DJ El Sid - ’05 Mix (download here)
This is a great showcase here of some Hotflush records and other great records from the 2005 dubstep/breakstep bloom. This is still the only mix from that time I still listen to every few months, and still thoroughly enjoy. Has some of my favourite tunes of that era like Toasty’s ‘Skinny’ and Loefah’s remix of Skream’s ‘Monsoon’.
Eskimo Dance Early 2000s (not sure of date) (download here)
This captures a moment in time that I feel was one of the most important developments in British youth music culture. It features a very young Tinchy Stryder, who gets the biggest reload on the set with his gunfingers bar over Sticky’s ‘Golly Gosh’ geniusly dropped by Slimzee, and some great Wiley moments, including him recovering the crowd from a dead Donaeo flow, catching the beat with his apt ‘creep up on the riddim like a spidurrr’ lyric.
DJ Youngsta - Dubstep Allstars Volume 2 (Download (possibly illegally) here, probably best to buy it though)
This is my favourite dubstep mix ever. It really captures the best part of the 2004/05 dubstep bloom. The track selection is impeccable, mixing is tight as you like, the overall sound of this mix is perfect reflection of dark underground skunked-out London bass music of it’s time. The only producers to feature on this 13 track mix CD are D1, Skream, Loefah & Digital Mystikz.
DJ EZ - Pure Garage Volume 2 (Torrent from here, probably best to buy it though)
My serious first musical obsession. I’ve gone through about 4 copies of this CD. I first got it when released in 2000, I tried to buy every tune I could find. Pure Garage II really opened me up to all the different styles of UKG, as DJ EZ would play them all, mixing Todd Edwards tunes with Resevoir Dogs or Agent X, flipping the script and blending them together, similar to what I do today in a new context. Definitely an inspirational mix for me.
J Rocc - Sex Machine Today (Download here)

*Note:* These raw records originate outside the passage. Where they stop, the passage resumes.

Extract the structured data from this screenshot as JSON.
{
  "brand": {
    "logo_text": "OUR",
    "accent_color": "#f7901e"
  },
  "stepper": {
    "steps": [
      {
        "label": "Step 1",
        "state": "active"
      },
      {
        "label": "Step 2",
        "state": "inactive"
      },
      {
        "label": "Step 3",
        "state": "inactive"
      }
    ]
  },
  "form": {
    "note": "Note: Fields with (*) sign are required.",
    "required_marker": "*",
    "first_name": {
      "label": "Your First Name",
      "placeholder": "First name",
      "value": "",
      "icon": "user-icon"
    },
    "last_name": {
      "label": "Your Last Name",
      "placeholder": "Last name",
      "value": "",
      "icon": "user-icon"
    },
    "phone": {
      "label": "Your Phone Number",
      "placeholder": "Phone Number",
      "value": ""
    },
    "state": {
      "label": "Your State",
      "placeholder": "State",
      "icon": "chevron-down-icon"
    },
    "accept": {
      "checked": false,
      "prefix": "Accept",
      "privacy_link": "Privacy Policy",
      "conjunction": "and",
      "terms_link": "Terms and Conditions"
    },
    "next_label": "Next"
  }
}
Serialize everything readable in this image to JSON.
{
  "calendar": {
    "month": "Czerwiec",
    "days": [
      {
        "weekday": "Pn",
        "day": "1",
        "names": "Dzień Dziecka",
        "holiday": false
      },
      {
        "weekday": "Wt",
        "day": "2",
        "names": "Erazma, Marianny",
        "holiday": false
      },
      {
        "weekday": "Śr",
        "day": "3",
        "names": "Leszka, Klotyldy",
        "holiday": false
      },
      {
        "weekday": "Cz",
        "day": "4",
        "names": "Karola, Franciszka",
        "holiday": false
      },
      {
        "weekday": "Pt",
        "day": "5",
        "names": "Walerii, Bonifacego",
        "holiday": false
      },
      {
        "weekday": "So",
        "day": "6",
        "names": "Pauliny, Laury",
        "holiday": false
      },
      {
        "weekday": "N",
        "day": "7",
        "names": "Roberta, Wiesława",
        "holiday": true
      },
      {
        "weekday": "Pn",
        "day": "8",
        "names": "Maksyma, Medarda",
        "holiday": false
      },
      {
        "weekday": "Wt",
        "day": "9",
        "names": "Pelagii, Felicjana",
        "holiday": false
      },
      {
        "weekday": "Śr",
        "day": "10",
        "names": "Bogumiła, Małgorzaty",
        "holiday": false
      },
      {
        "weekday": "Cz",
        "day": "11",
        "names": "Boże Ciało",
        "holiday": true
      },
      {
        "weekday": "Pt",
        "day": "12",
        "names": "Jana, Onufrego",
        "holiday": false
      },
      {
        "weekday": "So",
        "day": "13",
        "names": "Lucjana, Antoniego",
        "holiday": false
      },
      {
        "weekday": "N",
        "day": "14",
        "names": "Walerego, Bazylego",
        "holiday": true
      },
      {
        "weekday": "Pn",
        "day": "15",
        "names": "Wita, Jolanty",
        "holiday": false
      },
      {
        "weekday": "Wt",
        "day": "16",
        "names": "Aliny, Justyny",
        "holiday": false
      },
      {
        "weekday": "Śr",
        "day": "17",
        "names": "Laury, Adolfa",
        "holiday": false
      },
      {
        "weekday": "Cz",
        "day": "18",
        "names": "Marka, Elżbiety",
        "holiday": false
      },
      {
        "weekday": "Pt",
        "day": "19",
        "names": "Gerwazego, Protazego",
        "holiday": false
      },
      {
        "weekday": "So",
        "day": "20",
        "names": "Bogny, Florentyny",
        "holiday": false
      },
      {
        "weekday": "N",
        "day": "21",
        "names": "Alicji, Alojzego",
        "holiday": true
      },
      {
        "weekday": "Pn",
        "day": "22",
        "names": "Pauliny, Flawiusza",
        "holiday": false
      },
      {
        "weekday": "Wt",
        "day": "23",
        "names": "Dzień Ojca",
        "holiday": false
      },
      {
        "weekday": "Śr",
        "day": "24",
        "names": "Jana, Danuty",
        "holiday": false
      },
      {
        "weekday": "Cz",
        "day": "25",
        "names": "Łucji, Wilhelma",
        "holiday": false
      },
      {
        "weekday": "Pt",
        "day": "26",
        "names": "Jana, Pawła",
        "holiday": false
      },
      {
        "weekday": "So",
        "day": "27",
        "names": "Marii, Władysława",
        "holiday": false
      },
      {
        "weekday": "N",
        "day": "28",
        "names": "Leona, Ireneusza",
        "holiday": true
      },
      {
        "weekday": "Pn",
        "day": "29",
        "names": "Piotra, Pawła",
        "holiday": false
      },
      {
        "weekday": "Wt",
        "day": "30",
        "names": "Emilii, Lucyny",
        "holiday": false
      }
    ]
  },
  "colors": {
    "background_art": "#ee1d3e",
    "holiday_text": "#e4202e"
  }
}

I really love this mix, from the Slum Village tunes at the start, the mix from Common ‘The Light’ into Bobby Caldwell’s original and back into the Common version, the scratching, pitch bending & mad cuts on Mobb Deep’s Quiet Storm instrumental, to the reggae selection at the end of the CD (something which they used to do at the end of Sex Machine nights). J Rocc is a genius!